Alberto Gonzales will likely be confirmed. But that won't stop the widening scandal over Gitmo detainees
By Michael Isikoff
Newsweek http://www.fpp.co.uk/online/05/01/Gonzales_2.htmlJan. 17 issue - Ibraham Al Qosi's stories seemed fairly outlandish when they first surfaced last fall. In a lawsuit, Al Qosi, a Sudanese accountant apprehended after 9/11 on suspicions of ties to Al Qaeda, charged that he and other detainees at Guantánamo Bay had been subjected to bizarre forms of humiliation and abuse by U.S. military inquisitors.
Al Qosi claimed they were strapped to the floor in an interrogations center known as the Hell Room, wrapped in Israeli flags, taunted by female interrogators who rubbed their bodies against them in sexually suggestive ways, and left alone in refrigerated cells for hours with deafening music blaring in their ears. Back then, Pentagon officials dismissed Al Qosi's allegations as the fictional rantings of a hard-core terrorist.

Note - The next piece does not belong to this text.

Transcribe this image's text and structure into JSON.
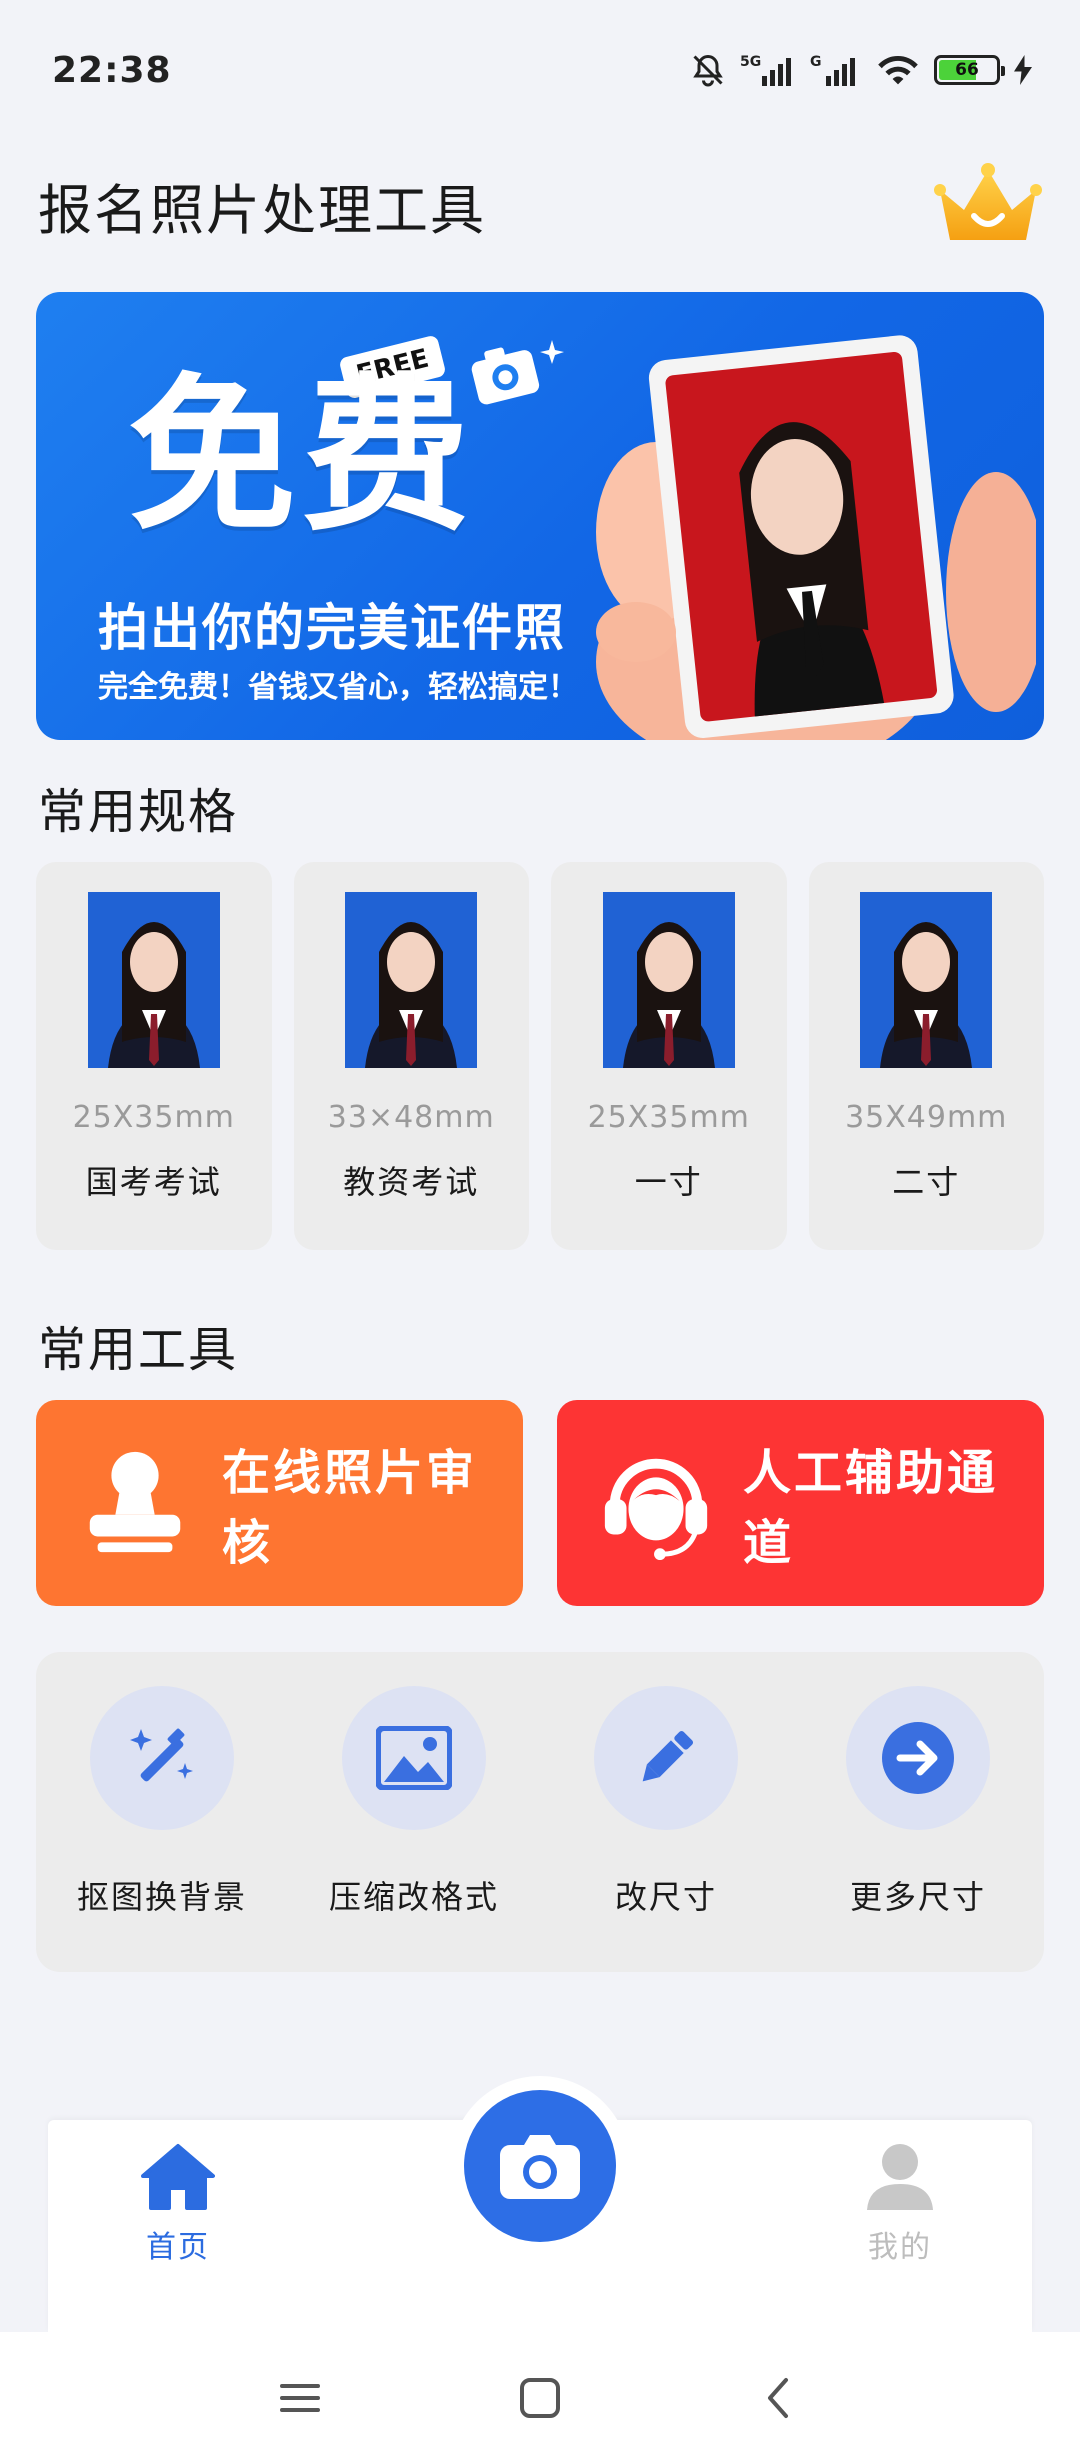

But in recent weeks a stack of declassified government documents has given new credence to many of the claims of abuse at Guantanamo. The documents are also raising fresh questions about the Bush administration's handling of detainees at a time when a prime architect of that policy, White House counsel Alberto Gonzales, right, is facing a Senate confirmation vote as the president's nominee to be attorney general.